Liberia – a model for US development aid
Some in Congress want to cut US development aid. They should consider Liberia and its remarkable progress since a brutal civil war. This week's election shows the country is a work in progress, but American aid has helped improve Liberian health, literacy, law, and the army.
As Liberians trickled to the polls in a presidential run-off election yesterday, this war-ravaged nation’s remarkable transformation is best summed up by the contrast between its two most recent presidents:
Former President Charles Taylor faces 11 counts of war crimes and crimes against humanity while his successor, Ellen Johnson Sirleaf, will accept a Nobel Peace Prize this year.

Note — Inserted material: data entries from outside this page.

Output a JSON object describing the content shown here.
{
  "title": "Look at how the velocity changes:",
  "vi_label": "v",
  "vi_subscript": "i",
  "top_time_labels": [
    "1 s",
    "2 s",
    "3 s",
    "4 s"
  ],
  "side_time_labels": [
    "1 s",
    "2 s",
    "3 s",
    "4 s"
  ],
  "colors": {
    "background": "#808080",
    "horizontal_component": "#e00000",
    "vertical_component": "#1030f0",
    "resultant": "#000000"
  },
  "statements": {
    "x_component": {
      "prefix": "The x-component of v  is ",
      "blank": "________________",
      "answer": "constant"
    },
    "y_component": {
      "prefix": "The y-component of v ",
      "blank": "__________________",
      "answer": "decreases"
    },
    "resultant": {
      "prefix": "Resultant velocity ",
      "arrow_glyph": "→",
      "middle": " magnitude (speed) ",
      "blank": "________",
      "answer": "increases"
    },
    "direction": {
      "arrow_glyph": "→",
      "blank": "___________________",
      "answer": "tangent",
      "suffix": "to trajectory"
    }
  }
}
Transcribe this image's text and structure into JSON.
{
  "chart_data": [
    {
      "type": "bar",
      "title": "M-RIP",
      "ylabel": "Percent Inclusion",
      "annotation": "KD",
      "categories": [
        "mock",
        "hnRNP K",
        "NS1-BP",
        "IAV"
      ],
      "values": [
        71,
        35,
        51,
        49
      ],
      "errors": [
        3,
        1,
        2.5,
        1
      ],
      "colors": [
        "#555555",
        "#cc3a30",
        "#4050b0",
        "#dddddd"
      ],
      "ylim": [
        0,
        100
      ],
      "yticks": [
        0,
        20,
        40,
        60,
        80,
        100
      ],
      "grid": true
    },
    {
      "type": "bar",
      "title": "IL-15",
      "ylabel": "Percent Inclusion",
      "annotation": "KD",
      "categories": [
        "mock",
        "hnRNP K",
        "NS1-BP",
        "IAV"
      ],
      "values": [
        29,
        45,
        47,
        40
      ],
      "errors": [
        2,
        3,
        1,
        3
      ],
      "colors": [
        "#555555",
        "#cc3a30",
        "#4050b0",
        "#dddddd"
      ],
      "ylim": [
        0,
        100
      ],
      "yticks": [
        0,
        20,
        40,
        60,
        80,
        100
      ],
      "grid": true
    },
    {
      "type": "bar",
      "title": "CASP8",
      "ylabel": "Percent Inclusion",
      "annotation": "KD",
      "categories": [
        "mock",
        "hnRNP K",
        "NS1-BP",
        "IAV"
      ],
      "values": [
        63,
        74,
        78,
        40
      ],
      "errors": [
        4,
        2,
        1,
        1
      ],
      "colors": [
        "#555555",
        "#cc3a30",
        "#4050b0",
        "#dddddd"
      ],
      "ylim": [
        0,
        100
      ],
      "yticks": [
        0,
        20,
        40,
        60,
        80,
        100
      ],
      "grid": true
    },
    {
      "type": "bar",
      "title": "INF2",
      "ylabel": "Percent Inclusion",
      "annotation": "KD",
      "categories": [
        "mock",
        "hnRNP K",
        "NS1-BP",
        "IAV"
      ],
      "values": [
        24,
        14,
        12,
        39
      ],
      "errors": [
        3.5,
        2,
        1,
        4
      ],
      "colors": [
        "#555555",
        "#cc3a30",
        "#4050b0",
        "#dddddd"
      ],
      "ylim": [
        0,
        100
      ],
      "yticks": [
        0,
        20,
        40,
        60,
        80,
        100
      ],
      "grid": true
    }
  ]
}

President Sirleaf, Africa’s first female head of state, emerged from yesterday’s election having secured a second term. Hopefully, she will be able to count on continued American assistance – unless Congress cuts development aid, as some members threaten.
True, Liberia’s latest marker of democratic progress also highlights the country’s continued fragility. Politicking, baseless allegations of electoral fraud, and one tragic death in pre-election turmoil sparked a needless voter boycott and carried headlines.
But without US support, Liberia – founded by freed American slaves – would never have gotten as far as it has.
Even more relevant is that Liberia offers an example of how well-designed US development aid can build strong partnerships and enhance America’s long-term security. This, at minimal cost and without putting US troops in danger.
Contrary to the mantra that development dollars are misspent, Liberia’s promising example demonstrates the impact of aid done well.
Less than a decade ago, Liberia was in the throes of a quarter century of societal collapse. It was seen as a hopeless failed state that presented policy challenges similar to those the US now faces in Somalia, Yemen, and parts of Democratic Republic of Congo, Afghanistan, and Pakistan.